Look around: it's not only about parks. Parents and teachers are having to pay out-of-pocket for school supplies, activity fees, bus fees -- the City even has a website where teachers can beg for donations! Trash removal and street clean-up are increasingly becoming the responsibility of residents and businesses expected clean up and to “adopt” City trash cans. Transit -- for a select few -- is being privatized by institutions' shuttle bus systems. Even planning is privatized in Boston; the BRA has developers funding their own planning studies!

If we ever want to get our parks properly funded as public domain, we have to ally with advocates for other services to hold our politicians accountable. Let’s not compete with each other for a public pie that’s being shrunk on us.

We can't keep "chasing a receding tide," as one of the conference speakers described private efforts to cover the gap as public investment slides away. We have turn the tide.

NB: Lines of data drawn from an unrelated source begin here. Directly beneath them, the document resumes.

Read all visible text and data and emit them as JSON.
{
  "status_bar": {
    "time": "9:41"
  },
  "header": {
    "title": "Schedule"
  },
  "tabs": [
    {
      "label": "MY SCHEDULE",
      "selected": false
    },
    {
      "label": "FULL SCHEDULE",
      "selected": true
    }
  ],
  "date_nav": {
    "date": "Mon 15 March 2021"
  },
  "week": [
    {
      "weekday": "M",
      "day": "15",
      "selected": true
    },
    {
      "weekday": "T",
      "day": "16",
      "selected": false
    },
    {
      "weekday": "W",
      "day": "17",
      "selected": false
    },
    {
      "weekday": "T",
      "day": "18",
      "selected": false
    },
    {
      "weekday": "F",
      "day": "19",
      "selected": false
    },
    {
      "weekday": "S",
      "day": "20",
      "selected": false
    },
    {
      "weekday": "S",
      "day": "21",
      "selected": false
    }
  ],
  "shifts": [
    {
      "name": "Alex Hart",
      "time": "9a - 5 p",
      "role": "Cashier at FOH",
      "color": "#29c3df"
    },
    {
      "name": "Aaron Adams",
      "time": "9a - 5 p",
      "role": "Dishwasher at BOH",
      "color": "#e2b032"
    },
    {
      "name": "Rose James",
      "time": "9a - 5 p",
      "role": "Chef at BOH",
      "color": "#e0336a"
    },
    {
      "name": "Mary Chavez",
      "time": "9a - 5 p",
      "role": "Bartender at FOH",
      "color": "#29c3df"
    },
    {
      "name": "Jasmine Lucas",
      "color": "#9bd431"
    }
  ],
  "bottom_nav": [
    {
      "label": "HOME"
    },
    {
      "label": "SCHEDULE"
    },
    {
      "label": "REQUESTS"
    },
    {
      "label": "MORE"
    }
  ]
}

The problem is not lack of money; the government isn't impoverished and incompetent -- the myth that politicians use to excuse their abdication. They have the money and can hire the expertise -- just as private friends and conservancies do.

But they choose to create a shortage, a "strategic deficit," as the Reaganite neo-cons call it, by giving away the treasury in corporate welfare, "business incentives," patronage and cronyistic deals, no-bid contracts, and other "waste, fraud and abuse" that is hard for us to find out about.

We have to make it our business to expose those leaks. ABN is now working on a comprehensive inventory. If you have any tips, send them in. We’ll check them out.

We have to tell the mayor and the governor that they owe us our public services, and we won't take a shrug and turned-out pockets for an answer any more. We can only do that if we can confront them with our knowledge of where our money is really going.